Despite the challenges — such as having to sleep between 2 and 8 p.m., as well as finding the funds to start a business — Plantadis and Cuttings are always looking to expand on their experiences. I was lucky enough to be entertained by one of Plantadis’ kitchen disasters — he has enough stories to write a book, easily — in which he returned from an unplanned 15-minute nap to find a monster of overly risen dough expanding across his kitchen surfaces and floor. Take solace in the fact that even the best have accidents sometimes. Or, as Cuttings said, “Food loves him as much as he loves it.”
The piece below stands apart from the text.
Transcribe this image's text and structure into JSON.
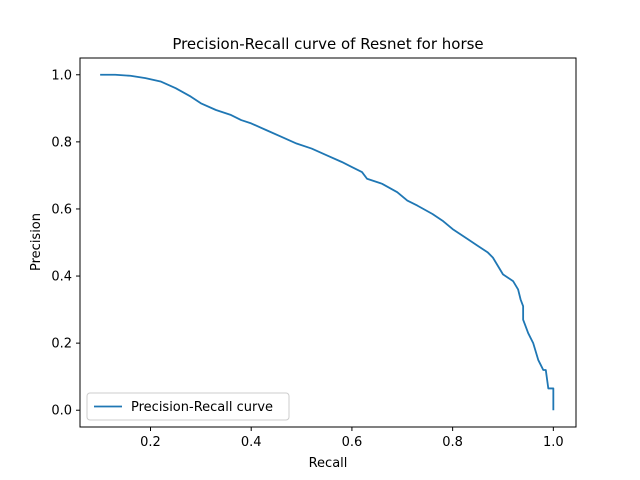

Heavenly croissants, bursting blueberry muffins, sticky chocolate éclairs, fresh fruit squares, light, springy loaves of bread ...are you salivating yet?

The Midnight Bakers currently supply Java Joe’s and Plantation Café (North and South).




16 oz. honey
12 oz. granulated white sugar
42 oz. bread flour
1.5 oz. baking soda
2 oz. ground cinnamon
1 oz. cocoa powder
1/4 oz. ground ginger
1/4 oz. allspice
1/8 oz. each:
• Nutmeg
• Ground cloves
• Ground cardamon (green)
2 large eggs
5 oz. whole milk
3 oz. water

Set oven at 300 degrees F. Boil honey and sugar together for one minute; let completely cool. Combine and sift all dry ingredients twice. Combine milk, water and eggs in a pitcher. Add honey-sugar mixture to mixer; on slow speed alternately add the milk and dry ingredients to the mixture in the mixing bowl; mix for no more that three minutes. Be careful not to over-mix. Roll dough in plastic wrap and let stand at room temperature for 12 hours. Now the dough is ready to roll and bake. Using a rolling pin roll dough into your design; place dough on baking sheet with parchment paper; bake 7-10 minutes or until it is firm. Cool completely. (Note: If your dough is too soft you may rebake. It will not hurt the gingerbread.)


1 lb. confectioner’s sugar
1 tsp cream of tartar
3 large egg whites

Mix all three ingredients in mixer until stiff peaks form. Place in pastry bag immediately to prevent drying; use to assemble and decorate gingerbread house. Have fun and be creative!